Hein had written a song called My Mother's Lesbian Jewish Wiccan Wedding – based on his own experience as the son of a woman who came out later in life and remarried – that was popular on tour. More than most of his work, it was influenced by the musical theatre that Sankoff had introduced him to over the course of their relationship. What if, he wondered, they could expand it into an actual musical – and, at the very least, spend some time together?

Marrying their skills, Hein and Sankoff began trying to turn their family's story into a fictional musical – at first, a conventional "book musical" where an invisible fourth wall descends in front of the audience and scenes and songs alternate to tell a story.

But an epiphany Sankoff had on Valentine's Day led the pair to a different writing style – one they later refined with Come from Away.

At the gym that day, Sankoff was talking with an enthusiastic friend about Wiccan Wedding – and heard her say, "The best thing about this is that it's based on a true story." A light bulb went on.

"I came home to David and said, 'We've got to throw it out. Let's tell the real story.'"

The new version the couple started working on during an unorthodox Valentine's date would eventually feature Hein sitting on a stool in his Glass Tiger shirt, singing songs about his mother's coming out, how he introduced his two moms to Irene at a Hooters and the history of same-sex marriage in Canada, using a troupe of actors that included his wife to tell the stories.

The sweet and direct show became a hit at the Toronto Fringe Festival that summer, then was picked up by producer David Mirvish to play at the city's 700-seat Panasonic Theatre he had just purchased – and Sankoff and Hein's career as commercial musical-theatre creators was launched.

When the idea to write a show about what happened in and around Gander, Nfld., in 2001 was proposed to them shortly thereafter by Michael Rubinoff at Sheridan College, it could not have been a more ideal project for them.

They had seen how strangers from around the world bonded, with music, on Sept. 11, and seen how music played a role in bringing them together – and they had found the right aesthetic for such a story, having learned that a musical could be a true story set in our times, told with plenty of direct address, and that authenticity was as important to winning over an audience as craft in lyrics and lines.

Hein and Sankoff are making final adjustments to the musical ahead of a March 12 opening on Broadway.

Armed with a $12,000 grant from the Canada Council, they headed to Gander for Sept. 11, 2011, to interview locals and "come from aways" returning to commemorate the 10th anniversary.

Hein and Sankoff's subsequent five-year journey – buzz-creating workshops on both sides of the border, a bidding war by commercial producers at a showcase in New York, record-breaking runs in San Diego, Seattle, Washington and Toronto – has been told in these pages before.

Now, the last chapter is about to be written as final adjustments are made in a preview period ahead of a March 12 opening.

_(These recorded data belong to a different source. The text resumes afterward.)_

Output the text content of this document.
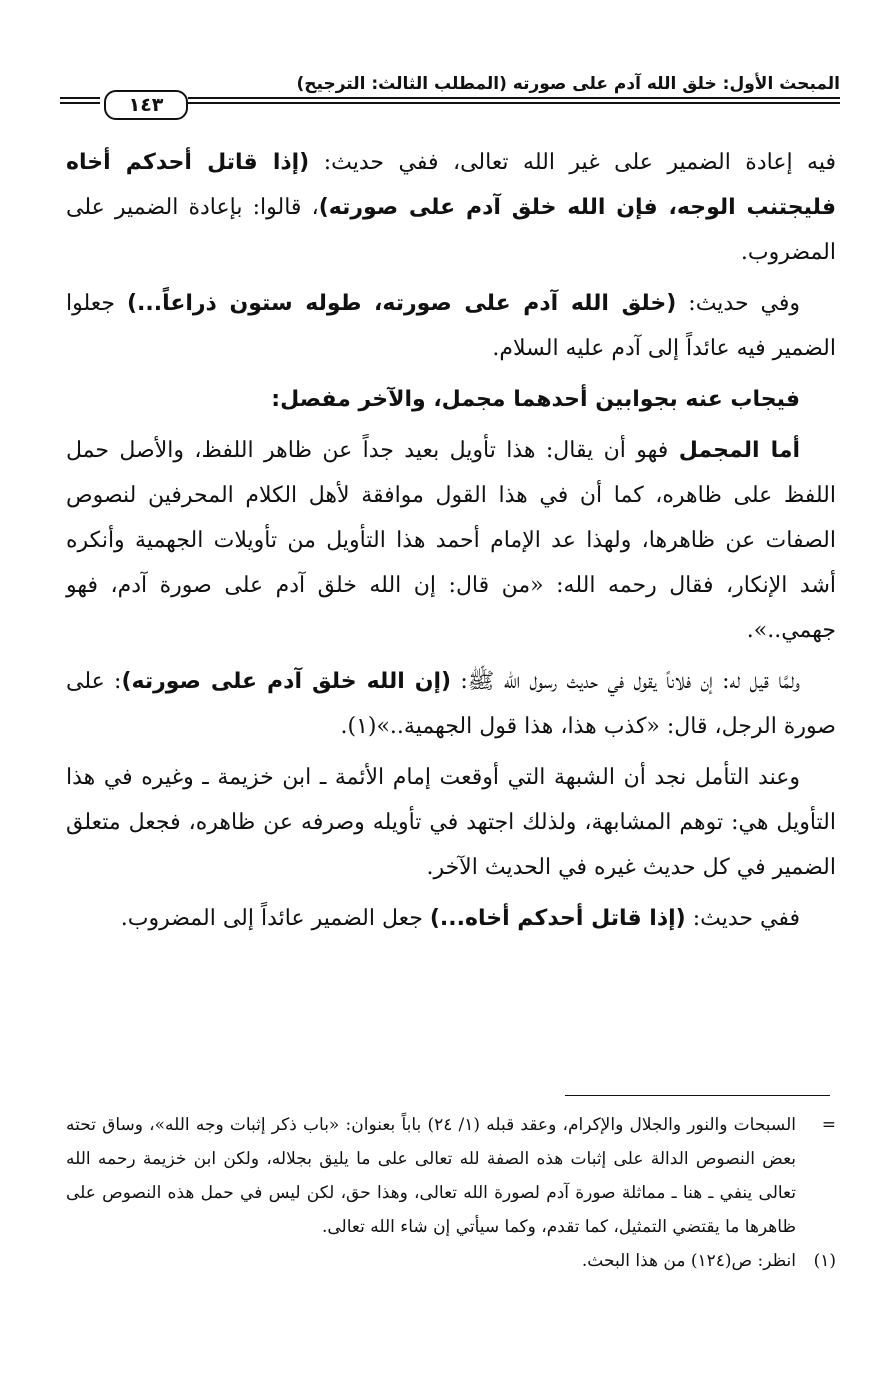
المبحث الأول: خلق الله آدم على صورته (المطلب الثالث: الترجيح)
١٤٣

فيه إعادة الضمير على غير الله تعالى، ففي حديث: (إذا قاتل أحدكم أخاه فليجتنب الوجه، فإن الله خلق آدم على صورته)، قالوا: بإعادة الضمير على المضروب.

وفي حديث: (خلق الله آدم على صورته، طوله ستون ذراعاً...) جعلوا الضمير فيه عائداً إلى آدم عليه السلام.

فيجاب عنه بجوابين أحدهما مجمل، والآخر مفصل:

أما المجمل فهو أن يقال: هذا تأويل بعيد جداً عن ظاهر اللفظ، والأصل حمل اللفظ على ظاهره، كما أن في هذا القول موافقة لأهل الكلام المحرفين لنصوص الصفات عن ظاهرها، ولهذا عد الإمام أحمد هذا التأويل من تأويلات الجهمية وأنكره أشد الإنكار، فقال رحمه الله: «من قال: إن الله خلق آدم على صورة آدم، فهو جهمي..».

ولمَّا قيل له: إن فلاناً يقول في حديث رسول الله ﷺ: (إن الله خلق آدم على صورته): على صورة الرجل، قال: «كذب هذا، هذا قول الجهمية..»(١).

وعند التأمل نجد أن الشبهة التي أوقعت إمام الأئمة ـ ابن خزيمة ـ وغيره في هذا التأويل هي: توهم المشابهة، ولذلك اجتهد في تأويله وصرفه عن ظاهره، فجعل متعلق الضمير في كل حديث غيره في الحديث الآخر.

ففي حديث: (إذا قاتل أحدكم أخاه...) جعل الضمير عائداً إلى المضروب.

=
السبحات والنور والجلال والإكرام، وعقد قبله (١/ ٢٤) باباً بعنوان: «باب ذكر إثبات وجه الله»، وساق تحته بعض النصوص الدالة على إثبات هذه الصفة لله تعالى على ما يليق بجلاله، ولكن ابن خزيمة رحمه الله تعالى ينفي ـ هنا ـ مماثلة صورة آدم لصورة الله تعالى، وهذا حق، لكن ليس في حمل هذه النصوص على ظاهرها ما يقتضي التمثيل، كما تقدم، وكما سيأتي إن شاء الله تعالى.
(١)
انظر: ص(١٢٤) من هذا البحث.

As the statistics show, Come from Away may not make them rich. Canadians who have had what are referred to as "flops" in the harsh language of Broadway – such as Cliff Jones, whose Rockabye Hamlet closed in a week in 1976; and Neil Bartram and Brian Hill, whose The Story of My Life did the same in 2009 – have advised the couple to just enjoy the ride.

In any case, the two have a bigger goal beyond making money, Hein says, "Especially now, it feels important to talk about welcoming refugees off planes, strangers into our communities."

Yes – he's finally won the argument about whether theatre can change the world.

Sankoff came around after meeting senior citizens who changed their minds on same-sex marriage after seeing Wiccan Wedding, and receiving letters from Come from Away audience members about how it's inspired them to be better people.

"I still have my moments where I'm like, 'It's a drop in the bucket,'" Sankoff says. "But at least it's a drop."